Geometric Data Augmentation Based on Feature Map Ensemble
This addresses robustness issues in computer vision for applications requiring invariance to geometric transformations, but it is incremental as it builds on existing CNNs and data augmentation methods.
The paper tackles the problem of CNNs' performance degradation under geometric transformations like large rotations by proposing a novel architecture that encloses existing backbones with geometric transformations and feature map ensembles, achieving improved robustness without modifying the backbones, as demonstrated on datasets such as CIFAR, CUB-200, and Mnist-rot-12k.
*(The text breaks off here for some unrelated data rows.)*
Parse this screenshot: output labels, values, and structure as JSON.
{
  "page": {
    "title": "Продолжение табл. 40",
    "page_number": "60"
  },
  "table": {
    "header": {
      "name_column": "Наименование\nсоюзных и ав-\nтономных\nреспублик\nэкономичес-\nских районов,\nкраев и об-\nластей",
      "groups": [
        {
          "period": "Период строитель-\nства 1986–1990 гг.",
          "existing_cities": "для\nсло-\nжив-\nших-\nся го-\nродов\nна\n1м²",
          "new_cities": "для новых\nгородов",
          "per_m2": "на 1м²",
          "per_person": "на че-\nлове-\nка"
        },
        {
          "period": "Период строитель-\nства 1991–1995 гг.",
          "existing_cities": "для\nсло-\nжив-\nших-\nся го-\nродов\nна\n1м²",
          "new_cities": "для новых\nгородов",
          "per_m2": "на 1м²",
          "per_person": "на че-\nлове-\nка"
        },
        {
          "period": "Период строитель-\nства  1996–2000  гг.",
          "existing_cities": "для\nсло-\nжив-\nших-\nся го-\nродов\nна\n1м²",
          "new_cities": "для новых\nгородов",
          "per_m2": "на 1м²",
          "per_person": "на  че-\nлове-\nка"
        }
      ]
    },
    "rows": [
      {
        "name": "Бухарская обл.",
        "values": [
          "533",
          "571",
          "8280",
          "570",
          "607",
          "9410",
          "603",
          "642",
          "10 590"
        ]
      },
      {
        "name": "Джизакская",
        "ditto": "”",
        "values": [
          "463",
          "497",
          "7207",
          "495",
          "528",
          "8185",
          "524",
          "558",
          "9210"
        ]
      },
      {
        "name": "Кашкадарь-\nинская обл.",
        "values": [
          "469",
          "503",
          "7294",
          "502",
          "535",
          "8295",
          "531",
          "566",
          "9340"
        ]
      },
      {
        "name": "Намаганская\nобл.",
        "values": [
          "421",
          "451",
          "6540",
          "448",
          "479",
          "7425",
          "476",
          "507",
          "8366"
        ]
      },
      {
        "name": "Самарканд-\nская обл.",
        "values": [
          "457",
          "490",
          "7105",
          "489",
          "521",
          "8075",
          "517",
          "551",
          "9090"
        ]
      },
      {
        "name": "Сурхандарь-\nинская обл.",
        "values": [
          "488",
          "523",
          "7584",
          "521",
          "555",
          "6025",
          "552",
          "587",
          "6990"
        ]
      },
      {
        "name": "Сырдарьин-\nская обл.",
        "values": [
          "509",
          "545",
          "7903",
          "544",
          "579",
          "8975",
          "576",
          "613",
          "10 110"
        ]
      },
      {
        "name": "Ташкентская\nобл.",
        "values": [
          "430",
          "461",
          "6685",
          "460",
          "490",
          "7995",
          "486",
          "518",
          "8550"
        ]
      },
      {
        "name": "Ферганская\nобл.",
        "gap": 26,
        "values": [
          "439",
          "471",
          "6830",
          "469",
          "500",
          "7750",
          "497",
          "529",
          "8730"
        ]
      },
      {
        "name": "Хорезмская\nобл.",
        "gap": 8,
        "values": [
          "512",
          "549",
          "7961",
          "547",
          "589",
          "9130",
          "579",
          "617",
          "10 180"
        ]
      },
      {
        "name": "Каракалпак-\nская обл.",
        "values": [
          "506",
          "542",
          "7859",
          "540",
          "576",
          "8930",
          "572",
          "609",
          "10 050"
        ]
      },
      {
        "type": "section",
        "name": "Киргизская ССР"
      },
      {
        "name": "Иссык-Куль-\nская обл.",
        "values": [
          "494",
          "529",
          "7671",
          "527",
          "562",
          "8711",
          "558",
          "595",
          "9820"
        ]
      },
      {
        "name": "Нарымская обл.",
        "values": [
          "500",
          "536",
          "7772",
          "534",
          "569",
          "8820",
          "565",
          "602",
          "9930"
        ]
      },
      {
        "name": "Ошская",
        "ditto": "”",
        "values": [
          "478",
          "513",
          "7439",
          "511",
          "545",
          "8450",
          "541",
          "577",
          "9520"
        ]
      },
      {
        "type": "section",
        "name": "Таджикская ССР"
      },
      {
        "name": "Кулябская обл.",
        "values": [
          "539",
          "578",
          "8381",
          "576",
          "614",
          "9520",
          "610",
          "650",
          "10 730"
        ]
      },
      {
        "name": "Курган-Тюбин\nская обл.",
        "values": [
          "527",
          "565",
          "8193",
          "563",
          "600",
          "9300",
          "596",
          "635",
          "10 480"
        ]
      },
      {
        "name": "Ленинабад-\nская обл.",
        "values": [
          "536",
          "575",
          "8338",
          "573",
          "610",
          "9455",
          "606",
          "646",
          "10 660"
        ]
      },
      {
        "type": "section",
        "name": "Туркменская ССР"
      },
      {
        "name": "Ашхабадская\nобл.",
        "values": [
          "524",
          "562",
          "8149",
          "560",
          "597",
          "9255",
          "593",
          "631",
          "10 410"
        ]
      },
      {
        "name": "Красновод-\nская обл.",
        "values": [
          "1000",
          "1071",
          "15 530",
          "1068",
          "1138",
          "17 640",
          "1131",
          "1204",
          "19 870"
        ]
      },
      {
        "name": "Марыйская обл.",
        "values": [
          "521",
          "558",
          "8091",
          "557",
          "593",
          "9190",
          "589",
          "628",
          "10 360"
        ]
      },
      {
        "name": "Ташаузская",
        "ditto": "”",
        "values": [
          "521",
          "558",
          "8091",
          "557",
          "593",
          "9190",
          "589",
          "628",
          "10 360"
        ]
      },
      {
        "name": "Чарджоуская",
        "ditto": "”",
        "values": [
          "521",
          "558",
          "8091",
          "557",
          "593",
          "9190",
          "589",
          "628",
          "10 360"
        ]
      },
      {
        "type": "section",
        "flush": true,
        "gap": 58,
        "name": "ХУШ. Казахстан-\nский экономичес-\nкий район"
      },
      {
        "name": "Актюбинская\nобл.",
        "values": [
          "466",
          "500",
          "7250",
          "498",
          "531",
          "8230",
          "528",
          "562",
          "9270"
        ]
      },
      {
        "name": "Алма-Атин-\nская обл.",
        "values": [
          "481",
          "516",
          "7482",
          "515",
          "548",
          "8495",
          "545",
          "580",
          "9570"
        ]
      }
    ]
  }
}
Deep convolutional networks have become the mainstream in computer vision applications. Although CNNs have been successful in many computer vision tasks, it is not free from drawbacks. The performance of CNN is dramatically degraded by geometric transformation, such as large rotations. In this paper, we propose a novel CNN architecture that can improve the robustness against geometric transformations without modifying the existing backbones of their CNNs. The key is to enclose the existing backbone with a geometric transformation (and the corresponding reverse transformation) and a feature map ensemble. The proposed method can inherit the strengths of existing CNNs that have been presented so far. Furthermore, the proposed method can be employed in combination with state-of-the-art data augmentation algorithms to improve their performance. We demonstrate the effectiveness of the proposed method using standard datasets such as CIFAR, CUB-200, and Mnist-rot-12k.